- Born: February 7, 1964 Samtredia, Georgia
- Died: April 9, 1994 (aged 30) Tbilisi, Georgia
- Education: Tbilisi State Academy of Arts

= Karlo Kacharava =

Georgian artist (1964–1994)

Karlo Kacharava (კარლო კაჭარავა; February 7, 1964–April 9, 1994) was a Georgian artist, poet, essayist and art critic born in Samtredia. In 1986 he graduated from the Tbilisi State Academy of Arts and from 1986 to his death in 1994 he worked at the Giorgi Chubinashvili Institute of Art History. Through his writing for publications such as "Literature and Art," for which he was also an editor, Kacharava acted as a bridge between the Georgian artists of his generation and the Western literary and art worlds. Although he was the leader and theorist of the "Archivarius" and "X Floor" group of artists, he did not have a solo exhibition until 1994, organized posthumously at the National Gallery, Tbilisi. In 1997 he was the first researcher to be posthumously awarded the Giorgi Chubinashvili State Prize for his contribution to Georgian art history.

== Career ==
In 1984, while still a student, Kacharava formed the "Archivarius" group with Mamuka Tsetskhladze, Gia Loria and Goga Maghlakelidze. The name was derived from a character in the German Romantic novella The Golden Pot by Ernst Theodore Hoffman. The group's first exhibition was held at Gia Loria's house and the group's manifesto was written by Kacharava.

In 1986, in a small room on the tenth floor of the Tbilisi State Academy of Arts, a number of young artists formed an avant-garde group hereinafter referred to as the "X Floor." In addition to the "Archivarius" artists, the group included: Mamuka Japaridze, Niko Lomashvili, Temur Iakobashvili, Niko Tsetskhladze, Oleg Timchenko, Guram Tsibakhashvili, Gia Dolidze, Zurab Sumbadze, Maia Tsetskhladze, Lia Shvelidze and others. Kacharava was the sole theorist of the group. In the same year, the group's first exhibition was organized in a caravanserai by artist Gia Bugadze.

Kacharava graduated from the Art Academy in 1986 and was drafted immediately into the army. He spent only a few months in the Siberian city of Mirny, returning to Tbilisi just seven months later. In the same year he started working at the Institute of Georgian Art History, Department of Modern and Contemporary Art, where he worked for the rest of his life.

In 1987, the "X Floor" group moved to a studio in the Marjanishvili Theater, where Mamuka Tsetskhladze worked as a decorator. Later this period (1987-91) was called the "Marjanishvili Period." The exhibitions, rallies, and happenings held in Tbilisi in May-October 1988 became an important event in the history of Georgian art for their direct and participatory engagement with the viewer. The group was known to hold exhibitions in non-traditional places, such as the underground passage of First Republic Square. The "X Floor" group went on to exhibit in Western Europe, including in East Berlin, Munich, Cologne, Narva, and Kassel.

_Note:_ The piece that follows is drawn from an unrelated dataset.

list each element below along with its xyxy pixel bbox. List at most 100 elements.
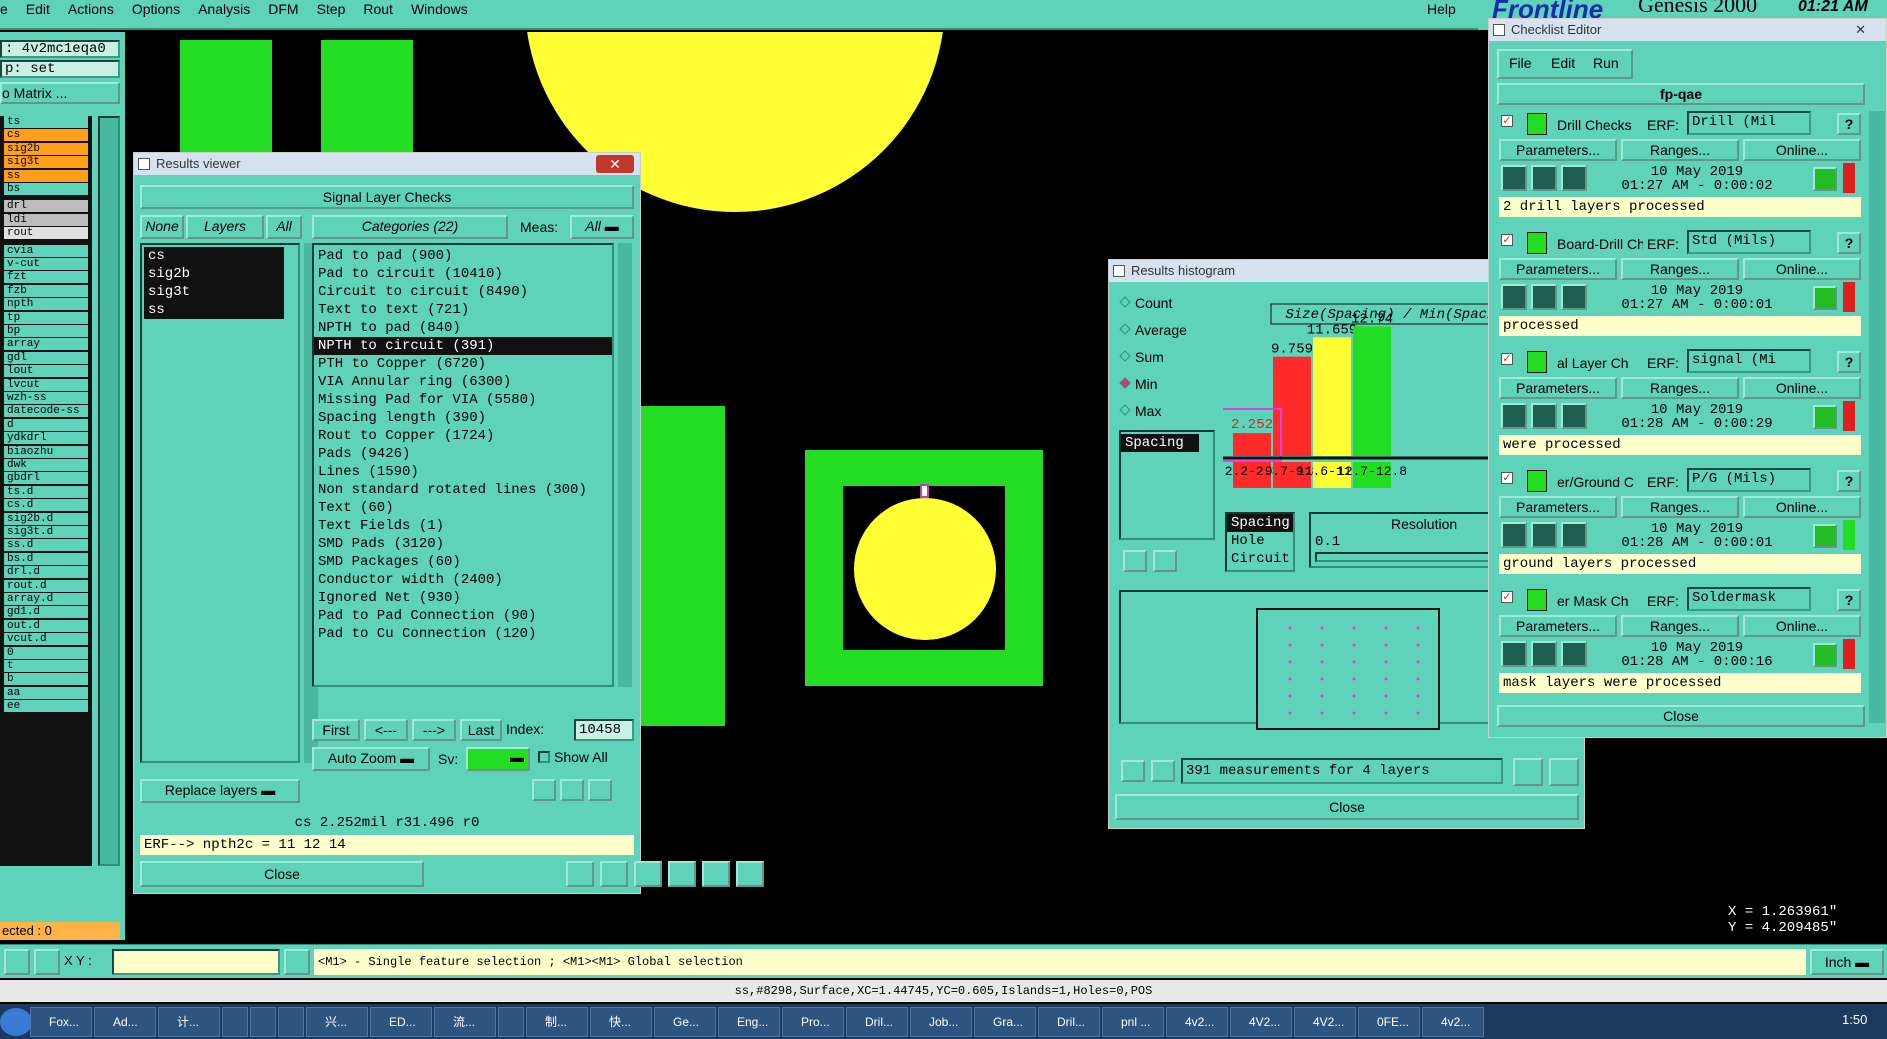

In October 1993, Kacharava left for Moscow. The artist was struck in the back of the head with a heavy object by a robber, causing him to be treated for a mild concussion. In 1994, the artist returned to Tbilisi. Suddenly at the end of March, he suffered from an aneurism. Despite two brain surgeries, Kacharava died of an aneurism on April 9, 1994, at the age of 30. The artist left unfinished his final work, "The Art of Darkness," which he painted for 11 days in the dark by candlelight.

== Legacy ==
Only after Kacharava's death were solo exhibitions organized both in Georgia and abroad. In 1997, Kacharava was the first researcher to be posthumously awarded the Giorgi Chubinashvili State Prize for his contribution to Georgian art history.

In 1999, an exhibition of Kacharava's work was held at the Joyce Goldstein Gallery in New York. Jonathan Goodman, a critic for Art in America, wrote: "The Georgian artist and critic Karlo Kacharava seems to have been a force of nature. Although he died young–at the age of 30 in 1994–he left behind a huge body of work, both as a writer and painter: two major monographs, 70 unpublished articles, 1,200 paintings and countless drawings .... Very much aware of the marginal role Georgia has played in modern art–he wrote that "in the contemporary art world, Georgia does not exist"–Kacharava worked assiduously during his short life both to educate the world about Georgia's artists and to bring news of the outside world to his own culture."

A volume of collected writing and poetry was published in 2006 by Otar Karalashvili.